How to Avoid being Blown Out of an Office

Author : Alan Weiss
Published: August 24, 2012

Quite a few consultants find themselves out in the cold after seeing a buyer without even knowing what happened. Here are some situations to be aware of and avoid or deal with more productively.

• Your first meeting with the buyer has others present. Try to insist that the first meeting be one-on-one. Some buyers feel the need to “posture” in front of subordinates, and some subordinates see their role as undermining ideas “not invented here.” Tell the buyer that others can always be included later if the two of you think it makes sense.

• The buyer asks for a proposal very rapidly. Instead of thinking you’re so good that it hurts, understand that this is simply a slick way of getting you out of the office. Suggest that a proposal is premature at this point, and return to building a relationship.

• The meeting ends amicably with an agreement to get back together. This is woefully insufficient. You need a firm date and time, and only then if you’ve established a trusting relationship and rapport.

• You are delegated to subordinates or (shudder) human resources “to get their views.” Sometimes that makes sense and sometimes you must do it to please the buyer, but specify: “Let’s make a date now to debrief because I often hear things in these interviews that aren’t consistent with what you and I discuss.”

• The buyer takes calls and interruptions while you’re present. Tell the buyer that you can see he or she is busy, and you should reschedule since the issues you’re there to discuss are important. (If you’ve flown into town for this meeting, remind the buyer about that.) If you find a buyer checking email or phone messages, it’s time to go. This will either shock the buyer into more cordial behavior or save your time with someone who is rude and not worth your time.

• Never “pitch.” Never bring slides or handouts. Simply converse with the attitude that you are peers trying to evaluate whether you are right for each other in collaborating on a project that will be mutually-beneficial.

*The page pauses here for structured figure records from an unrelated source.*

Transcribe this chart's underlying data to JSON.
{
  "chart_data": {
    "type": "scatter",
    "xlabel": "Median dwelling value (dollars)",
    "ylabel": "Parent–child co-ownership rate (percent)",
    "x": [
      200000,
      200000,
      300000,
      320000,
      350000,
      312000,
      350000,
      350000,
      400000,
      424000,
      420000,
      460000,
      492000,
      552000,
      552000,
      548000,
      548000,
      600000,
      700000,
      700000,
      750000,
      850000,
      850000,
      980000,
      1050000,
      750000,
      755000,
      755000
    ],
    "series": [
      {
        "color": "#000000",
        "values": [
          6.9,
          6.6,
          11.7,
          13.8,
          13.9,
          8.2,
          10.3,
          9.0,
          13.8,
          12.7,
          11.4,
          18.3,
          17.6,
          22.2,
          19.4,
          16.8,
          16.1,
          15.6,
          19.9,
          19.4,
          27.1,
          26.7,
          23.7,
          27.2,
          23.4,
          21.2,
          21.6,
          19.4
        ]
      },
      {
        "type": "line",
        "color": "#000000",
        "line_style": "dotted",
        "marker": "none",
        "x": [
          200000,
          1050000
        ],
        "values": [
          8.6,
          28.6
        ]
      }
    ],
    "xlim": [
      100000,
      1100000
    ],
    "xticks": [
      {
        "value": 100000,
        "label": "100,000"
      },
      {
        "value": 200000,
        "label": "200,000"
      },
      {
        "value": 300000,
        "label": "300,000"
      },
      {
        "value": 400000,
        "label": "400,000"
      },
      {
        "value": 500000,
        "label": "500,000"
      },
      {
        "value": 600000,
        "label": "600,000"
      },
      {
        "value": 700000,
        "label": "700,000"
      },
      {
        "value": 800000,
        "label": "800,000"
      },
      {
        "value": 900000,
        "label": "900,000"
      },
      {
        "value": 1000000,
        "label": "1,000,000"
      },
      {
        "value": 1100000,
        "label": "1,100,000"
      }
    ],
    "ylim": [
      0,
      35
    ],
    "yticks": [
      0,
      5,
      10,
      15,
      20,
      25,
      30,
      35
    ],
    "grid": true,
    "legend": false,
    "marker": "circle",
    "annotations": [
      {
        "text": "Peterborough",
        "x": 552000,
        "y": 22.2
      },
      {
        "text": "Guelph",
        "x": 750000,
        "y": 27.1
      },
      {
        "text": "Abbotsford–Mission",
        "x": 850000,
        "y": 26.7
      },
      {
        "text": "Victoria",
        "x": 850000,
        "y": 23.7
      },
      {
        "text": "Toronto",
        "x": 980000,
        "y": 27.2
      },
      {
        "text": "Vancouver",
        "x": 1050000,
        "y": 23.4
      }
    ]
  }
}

• Be interesting. Do your homework on the company and the buyer. Use examples and war stories. Provide metaphors. Provide value on the spot. Demonstrate that this is just the tip of the iceberg, and if you were hired the value would be incredible.

• If you are there because of a referral, remind the buyer of your mutual obligation to the referral source and that you’ll be informing the source of progress.

It’s tough to see key corporate buyers. When you do, make sure you stick around.